O filme constrói sua narrativa de uma forma não tão linear como vemos no cinema mainstream, mas ele consegue se fazer entender e captar o espectador nessa construção do seu mundo. O filme caminha muito bem sob a fotografia de Hélène Louvart, que nos trás planos maravilhosos e consegue dividir os mundos do Aleksei e do Jomo através da imagem. O trabalho de som também não deixa a desejar, e tem todo um cuidado e zelo na construção do filme.

Quanto à narrativa de Disco Boy, ele trabalha muito com essa questão do pertencimento (ou não pertencimento) e do mundo globalizado, que ao mesmo tempo em que estamos tão conectados e parecem não existir fronteiras, elas são muito bem delimitadas para alguns. O longa já inicia nos incitando sobre a tensão entre Polônia x Bielorrússia, e que mesmo com uma Europa que tem a União Europeia, nem todos são bem vindos a circular por lá.

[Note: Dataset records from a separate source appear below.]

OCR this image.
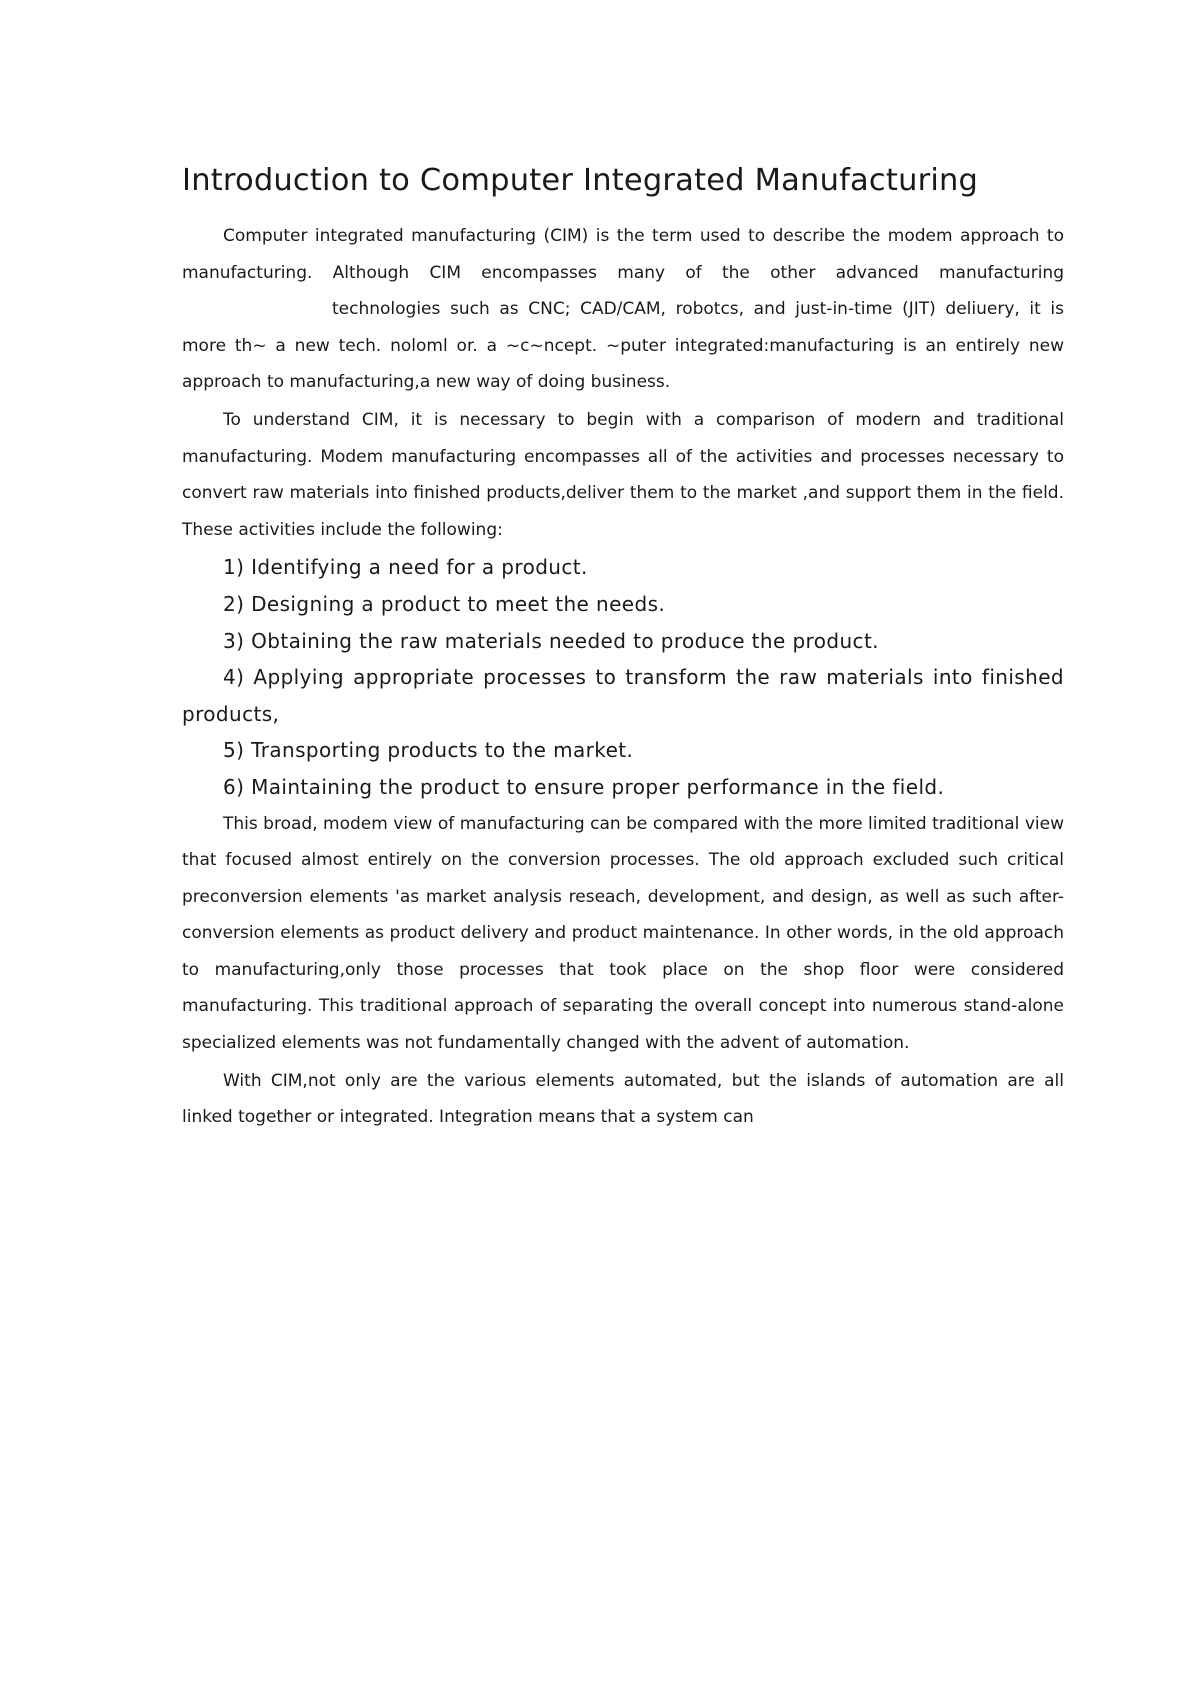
Introduction to Computer Integrated Manufacturing

Computer integrated manufacturing (CIM) is the term used to describe the modem approach to manufacturing. Although CIM encompasses many of the other advanced manufacturingtechnologies such as CNC; CAD/CAM, robotcs, and just-in-time (JIT) deliuery, it is more th~ a new tech. noloml or. a ~c~ncept. ~puter integrated:manufacturing is an entirely new approach to manufacturing,a new way of doing business.

To understand CIM, it is necessary to begin with a comparison of modern and traditional manufacturing. Modem manufacturing encompasses all of the activities and processes necessary to convert raw materials into finished products,deliver them to the market ,and support them in the field. These activities include the following:

1) Identifying a need for a product.

2) Designing a product to meet the needs.

3) Obtaining the raw materials needed to produce the product.

4) Applying appropriate processes to transform the raw materials into finished products,

5) Transporting products to the market.

6) Maintaining the product to ensure proper performance in the field.

This broad, modem view of manufacturing can be compared with the more limited traditional view that focused almost entirely on the conversion processes. The old approach excluded such critical preconversion elements 'as market analysis reseach, development, and design, as well as such after-conversion elements as product delivery and product maintenance. In other words, in the old approach to manufacturing,only those processes that took place on the shop floor were considered manufacturing. This traditional approach of separating the overall concept into numerous stand-alone specialized elements was not fundamentally changed with the advent of automation.

With CIM,not only are the various elements automated, but the islands of automation are all linked together or integrated. Integration means that a system can
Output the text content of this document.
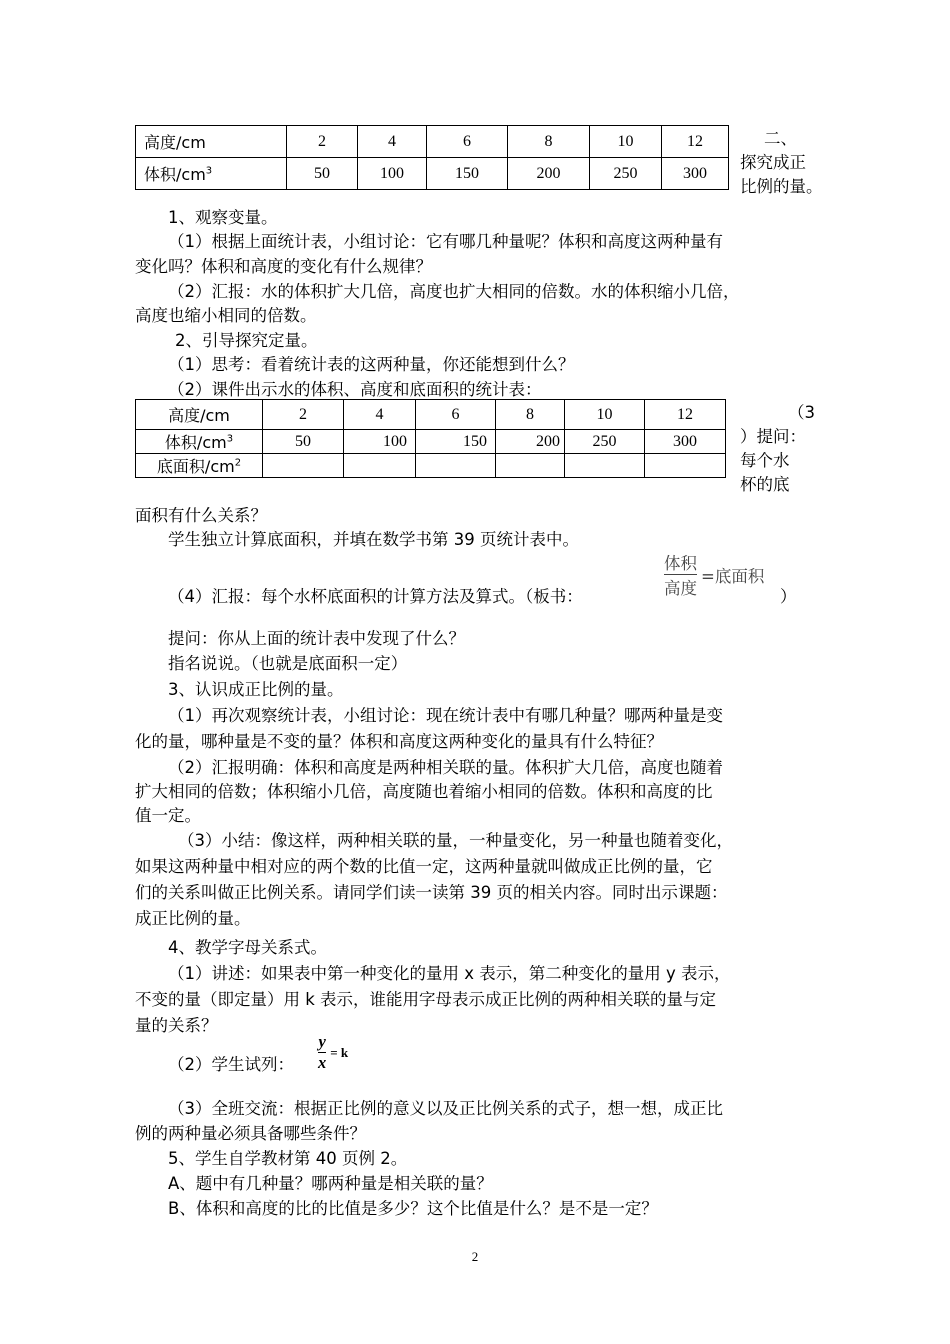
高度/cm	2	4	6	8	10	12
体积$/cm^3$	50	100	150	200	250	300
二、
探究成正
比例的量。
1、观察变量。
（1）根据上面统计表，小组讨论：它有哪几种量呢？体积和高度这两种量有
变化吗？体积和高度的变化有什么规律？
（2）汇报：水的体积扩大几倍，高度也扩大相同的倍数。水的体积缩小几倍，
高度也缩小相同的倍数。
2、引导探究定量。
（1）思考：看着统计表的这两种量，你还能想到什么？
（2）课件出示水的体积、高度和底面积的统计表：
高度/cm	2	4	6	8	10	12
体积$/cm^3$	50	100	150	200	250	300
底面积$/cm^2$						
（3
）提问：
每个水
杯的底
面积有什么关系？
学生独立计算底面积，并填在数学书第 39 页统计表中。
（4）汇报：每个水杯底面积的计算方法及算式。（板书：
体积
高度
=底面积
）
提问：你从上面的统计表中发现了什么？
指名说说。（也就是底面积一定）
3、认识成正比例的量。
（1）再次观察统计表，小组讨论：现在统计表中有哪几种量？哪两种量是变
化的量，哪种量是不变的量？体积和高度这两种变化的量具有什么特征？
（2）汇报明确：体积和高度是两种相关联的量。体积扩大几倍，高度也随着
扩大相同的倍数；体积缩小几倍，高度随也着缩小相同的倍数。体积和高度的比
值一定。
（3）小结：像这样，两种相关联的量，一种量变化，另一种量也随着变化，
如果这两种量中相对应的两个数的比值一定，这两种量就叫做成正比例的量，它
们的关系叫做正比例关系。请同学们读一读第 39 页的相关内容。同时出示课题：
成正比例的量。
4、教学字母关系式。
（1）讲述：如果表中第一种变化的量用 x 表示，第二种变化的量用 y 表示，
不变的量（即定量）用 k 表示，谁能用字母表示成正比例的两种相关联的量与定
量的关系？
（2）学生试列：
y
x
= k
（3）全班交流：根据正比例的意义以及正比例关系的式子，想一想，成正比
例的两种量必须具备哪些条件？
5、学生自学教材第 40 页例 2。
A、题中有几种量？哪两种量是相关联的量？
B、体积和高度的比的比值是多少？这个比值是什么？是不是一定？
2
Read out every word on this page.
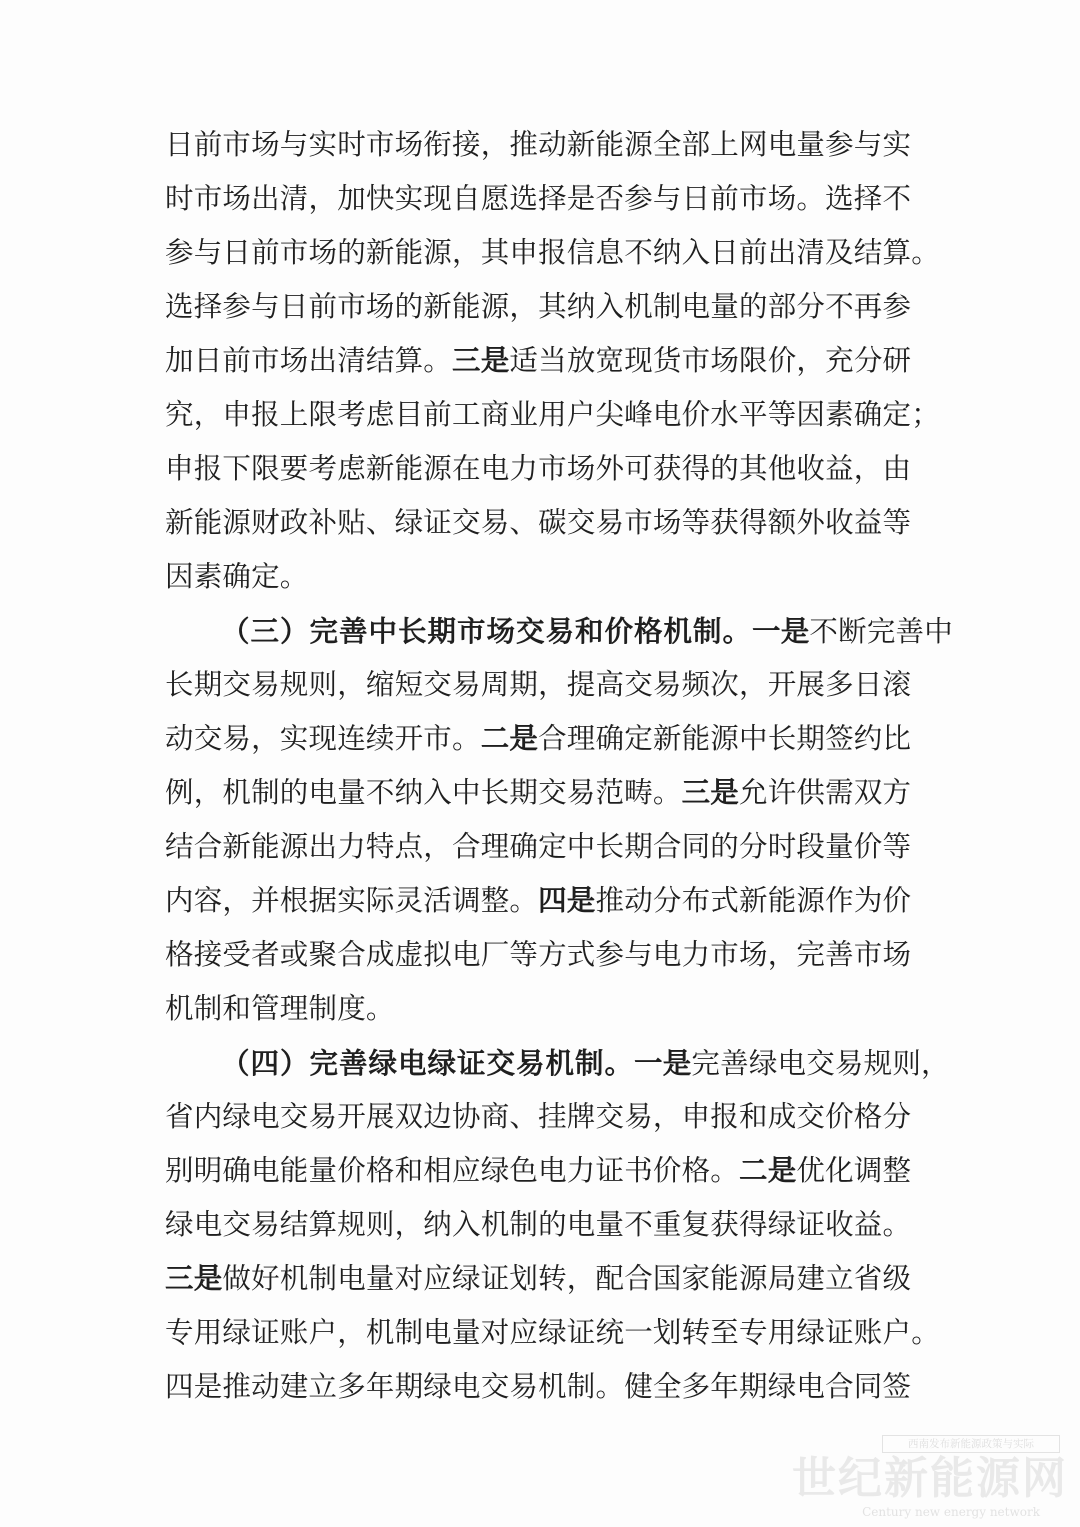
日前市场与实时市场衔接，推动新能源全部上网电量参与实
时市场出清，加快实现自愿选择是否参与日前市场。选择不
参与日前市场的新能源，其申报信息不纳入日前出清及结算。
选择参与日前市场的新能源，其纳入机制电量的部分不再参
加日前市场出清结算。三是适当放宽现货市场限价，充分研
究，申报上限考虑目前工商业用户尖峰电价水平等因素确定；
申报下限要考虑新能源在电力市场外可获得的其他收益，由
新能源财政补贴、绿证交易、碳交易市场等获得额外收益等
因素确定。
（三）完善中长期市场交易和价格机制。一是不断完善中
长期交易规则，缩短交易周期，提高交易频次，开展多日滚
动交易，实现连续开市。二是合理确定新能源中长期签约比
例，机制的电量不纳入中长期交易范畴。三是允许供需双方
结合新能源出力特点，合理确定中长期合同的分时段量价等
内容，并根据实际灵活调整。四是推动分布式新能源作为价
格接受者或聚合成虚拟电厂等方式参与电力市场，完善市场
机制和管理制度。
（四）完善绿电绿证交易机制。一是完善绿电交易规则，
省内绿电交易开展双边协商、挂牌交易，申报和成交价格分
别明确电能量价格和相应绿色电力证书价格。二是优化调整
绿电交易结算规则，纳入机制的电量不重复获得绿证收益。
三是做好机制电量对应绿证划转，配合国家能源局建立省级
专用绿证账户，机制电量对应绿证统一划转至专用绿证账户。
四是推动建立多年期绿电交易机制。健全多年期绿电合同签
西南发布新能源政策与实际
世纪新能源网
Century new energy network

Enquanto Aleksei tenta se encontrar no mundo europeu, Jomo e Udoka (Laetitia Ky), sua irmã, trazem discussões sobre a relação de Europa x África. Jomo traz uma perspectiva da luta contra o imperialismo europeu, liderando um grupo de resistência, que são vistos como terroristas, enquanto tentam proteger sua região da investida francesa em busca de petróleo. Por outro lado, Udoka quer sair da Nigéria e desbravar o mundo, buscar ‘algo melhor’ no mundo europeu.

Através de uma narrativa fora do padrão e banhado de uma trama com misticismo, Disco Boy faz uma belíssimo trabalho (visual e narrativamente) de debater sobre temas de geopolítica, ao mesmo tempo que explora confusões internas e emocionais de seus personagens.